This is the bulk of our project, yet it’s really hard to assess the sort of impact we are having.

As a team, we teach 19 lessons a week across four different schools.

These four schools differ greatly and so our lesson plans and teaching techniques have had to adapt accordingly.

One school is a girls’ boarding school. The girls have a very good standard of English, are very keen participators and come from all over the country, not just this community. Meanwhile another is a Private School. This doesn’t have the same connotations as it does in the UK. Rather, it is a school which anyone can attend as long as they pay the fee (45,000 Kwacha a term, about £40), should they wish to retake to get in to college for example. This means there are students of very differing ages in a class, some of the students in a form of what should be 14/15 years olds seem around 20 years old at least. The rules also feel somewhat more lax here, on wearing the right uniform for example, and discipline in the class can be a bit of a struggle. The other two schools are government schools, one with a boarding option.

We work with an organisation who are based in the region’s capital, but this is their first venture into our community, so the program is new for all our schools and students. The organisation provided us with a scripted manual which was approved by the Ministry for Education as well as three experienced peer educators who join us in our groups in schools each week.

As a team we have/had our critiques of the manual, partner organisation and teaching content, but at the same time, needed to cooperate with the organisation in order to even be in schools. The Ministry of Education have strict rules on what can and cannot be taught. We cannot, for example, bring a condom into the classroom. While this is frustrating, as the students would genuinely benefit from this knowledge and the majority of students do not know how to use them, we have had to stick within these frameworks to be able to continue our work at all, and just have to become creative in the way we convey messages.

Other concerns we first had have been somewhat overcome by deeper cultural understanding. When we first began rehearsing with the manual, we were concerned it was not age appropriate and was too patronising. However, with the exception of the school with the older students, we have discovered the students here are on the whole less informed and exposed to sex than their counterparts of the same age in the UK. The manual works a lot better than we first gave it credit for.

(In fact, even the oldest looking student in my class told me that if a teenage boy sleeps with an older woman, he cannot impregnate her because “his sperm is not yet mature and cannot swim fast enough”.)

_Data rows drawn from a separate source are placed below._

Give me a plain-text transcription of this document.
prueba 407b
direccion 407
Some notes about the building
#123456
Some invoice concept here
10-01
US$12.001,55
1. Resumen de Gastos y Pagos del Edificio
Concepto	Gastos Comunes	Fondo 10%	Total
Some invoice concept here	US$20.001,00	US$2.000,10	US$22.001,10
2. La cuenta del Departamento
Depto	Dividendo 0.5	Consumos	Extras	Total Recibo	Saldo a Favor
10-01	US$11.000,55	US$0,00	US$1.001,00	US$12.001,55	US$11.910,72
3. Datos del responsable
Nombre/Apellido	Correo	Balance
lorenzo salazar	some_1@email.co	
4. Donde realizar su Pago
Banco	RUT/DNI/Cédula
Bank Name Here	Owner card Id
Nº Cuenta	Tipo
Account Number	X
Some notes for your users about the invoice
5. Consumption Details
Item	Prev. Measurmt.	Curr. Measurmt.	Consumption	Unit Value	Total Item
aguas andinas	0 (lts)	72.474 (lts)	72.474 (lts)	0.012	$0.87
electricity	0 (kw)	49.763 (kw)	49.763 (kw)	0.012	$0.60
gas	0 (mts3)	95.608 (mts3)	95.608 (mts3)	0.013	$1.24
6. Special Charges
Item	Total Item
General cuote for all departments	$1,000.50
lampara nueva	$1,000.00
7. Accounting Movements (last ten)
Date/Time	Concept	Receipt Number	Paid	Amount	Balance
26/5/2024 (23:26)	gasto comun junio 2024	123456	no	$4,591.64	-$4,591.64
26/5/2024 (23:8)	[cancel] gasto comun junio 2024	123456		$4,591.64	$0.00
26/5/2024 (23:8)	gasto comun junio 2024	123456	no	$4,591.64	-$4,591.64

To give you an idea about the manual’s content, one section includes role playing how to say “No” to pressure to get sexual in a relationship. While I don’t want this to be the only message we are teaching and I have persistently tried to balance out such messages of abstinence with information about contraception, I do find it quite a powerful thing to encourage young people to practice. It’s an activity I think would be equally valuable for young people in the UK. Things like the fact you don’t have to justify your reasons for not wanting to do something, and you should be able to communicate how the pressure makes you feel to the other person. Of course, we do also emphasise repeatedly that one should never exert pressure in a relationship in the first place.

I think what I find the most challenging aspect of this work is that even if we do get the class quiet enough, communicate our message interestingly enough, get them to recite contraceptives and STI symptoms and so on and so forth, we simply cannot know if this knowledge is really going to inform their behavioural practices.

We collected baseline data by conducting surveys with a random sample of students from each of our classes. While most teenagers I spoke with were sexually inexperienced, one boy recited most of the knowledge perfectly, yet had had two sexual partners in the past year and had never used a condom. On top of that, I spoke with a nurse who, trained in delivering sexual health knowledge, herself only subscribes to natural contraception methods and claims she has seen many negative health effects from condoms doing damage to the cervix.

If the wider community’s attitudes are fixed one way, and this includes the service providers our students can access Family Planning from, then surely we are swimming against the tide here (tide of sperm?).

Over the next couple of weeks we will be carrying out Focus Group discussions with parents, and that should be really interesting for comparing the attitudes surrounding sexual health of parents with their children’s.

The schools have also been open and welcoming, mostly saying we are fine to discuss contraception and giving us the space to teach however we like.

If anyone reading this has any questions about how we tackle anything – or (please!) suggestions or experience they can offer, please please get in touch. The reality is we are volunteers, untrained in reproductive health, trying to inform and empower young girls and boys about their sexual health and enjoyment, in a country where homosexuality and abortion are both illegal and roughly 1 in 9 people are living with HIV/AIDs. There are so many challenges about this I could have covered here and I will try and get into more depth at the next opportunity, or following any questions.

In the meantime, while I typed this blog I have had three three-year olds banging at my door and running into my room and am nearly hoarse from screaming “LAKA” (Stop!) and “YAYI” (No!) at them, so I’d now better go, de-stress and be nice to them.